At the end of the day the house was empty, except for some garbage, some furniture that he didn’t want to see again, and a cassette tape that was found behind a computer desk. On the cassette was written Asia strange. Before I could ask, Milan said: “Of course you can have it”.
While cleaning up his stuff, Milan also rediscovered another tape. He had told me that it existed many years ago, but he said that he had no idea where the tape was. I didn’t believe that, because of the importance of the content. It were studio recordings of a band that Milan was in when he was eleven. At least, that was what he told me. “Come on!! You were in a band when you were eleven?! And you were in a recording studio?!” Milan told me that they were in television program ( Stuif es in ) and a producer was so impressed by this kids that he invited them to his studio, where they recorded several of their own songs. “Your own songs?! You mean that you wrote your own songs when you were eleven?!”
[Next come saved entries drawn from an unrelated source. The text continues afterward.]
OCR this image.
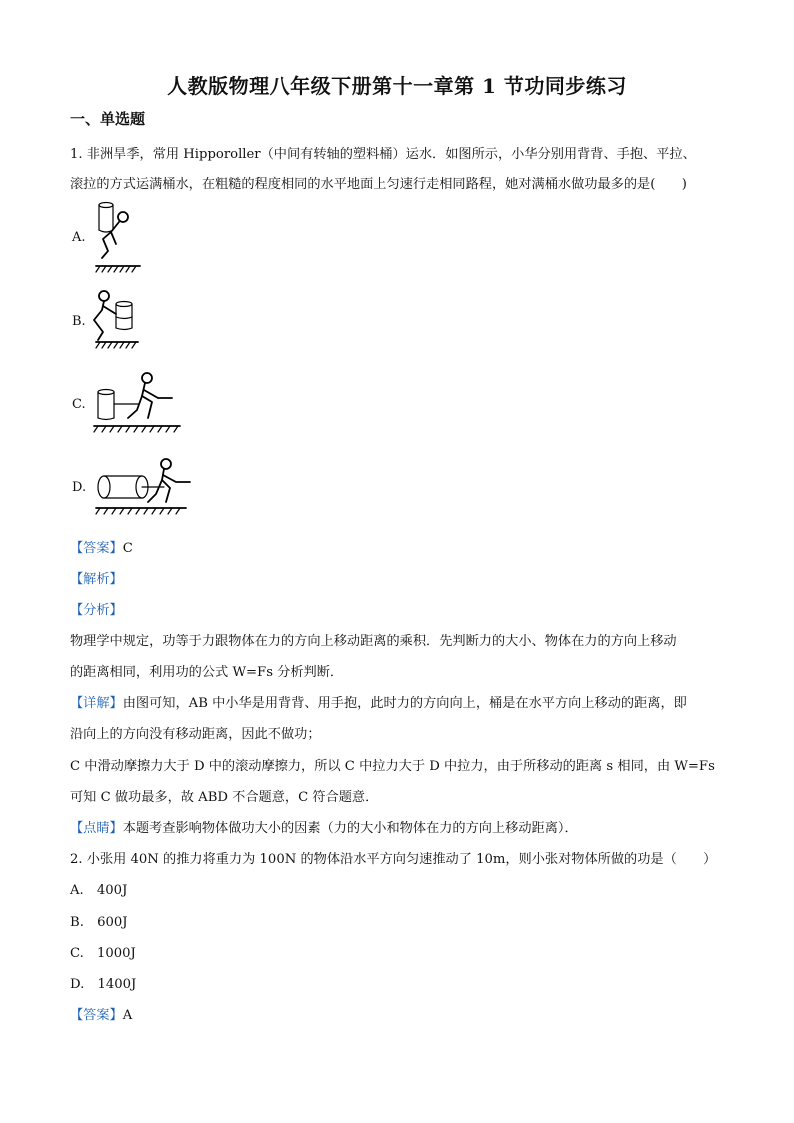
人教版物理八年级下册第十一章第 1 节功同步练习
一、单选题
1. 非洲旱季，常用 Hipporoller（中间有转轴的塑料桶）运水．如图所示，小华分别用背背、手抱、平拉、
滚拉的方式运满桶水，在粗糙的程度相同的水平地面上匀速行走相同路程，她对满桶水做功最多的是(　　)
A.
B.
C.
D.
【答案】C
【解析】
【分析】
物理学中规定，功等于力跟物体在力的方向上移动距离的乘积．先判断力的大小、物体在力的方向上移动
的距离相同，利用功的公式 W=Fs 分析判断．
【详解】由图可知，AB 中小华是用背背、用手抱，此时力的方向向上，桶是在水平方向上移动的距离，即
沿向上的方向没有移动距离，因此不做功；
C 中滑动摩擦力大于 D 中的滚动摩擦力，所以 C 中拉力大于 D 中拉力，由于所移动的距离 s 相同，由 W=Fs
可知 C 做功最多，故 ABD 不合题意，C 符合题意．
【点睛】本题考查影响物体做功大小的因素（力的大小和物体在力的方向上移动距离）．
2. 小张用 40N 的推力将重力为 100N 的物体沿水平方向匀速推动了 10m，则小张对物体所做的功是（　　）
A.　400J
B.　600J
C.　1000J
D.　1400J
【答案】A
Every now and then the tape was mentioned in our conversations, but the longer I didn’t hear it, the less I believed it existed. But to cut a long story short: I have the tape here in front of me now. And I have listened to it. And it is all true!
The name of the band was Garby and the tape is from 1983. Hisko, Milan´s brother plays guitar and sings the lead vocals, Martijn played guitar too, and a guy named Djawal was the drummer. Milan plays the flute. It is not music I would buy on a CD, but since this is a friend of me, at the age of eleven, and also because I have been believing that it was just a joke for years, I wanted to share this with you today.
Here is Carby with a song about drugs. There are no names on the cassette, but I called it Broken line. And, for the die hards, here is the complete demo.
Comments:
milan
2007-05-24 03:02:17
Oh, one more thing, not to spam your site or anything, but if this is ’83 I was 9.
milan
2007-05-24 02:59:57
Ha ha, thanks for the attention. It’s telling you picked out the one song without flute (-; There’s one song about cowboys and war where the flute is actually working pretty good, in a hippie-trippy way.
One thing, the name of the boy on drums is Djamal, not Djawal. Just a small thing, but the internet is already so full of nonsense.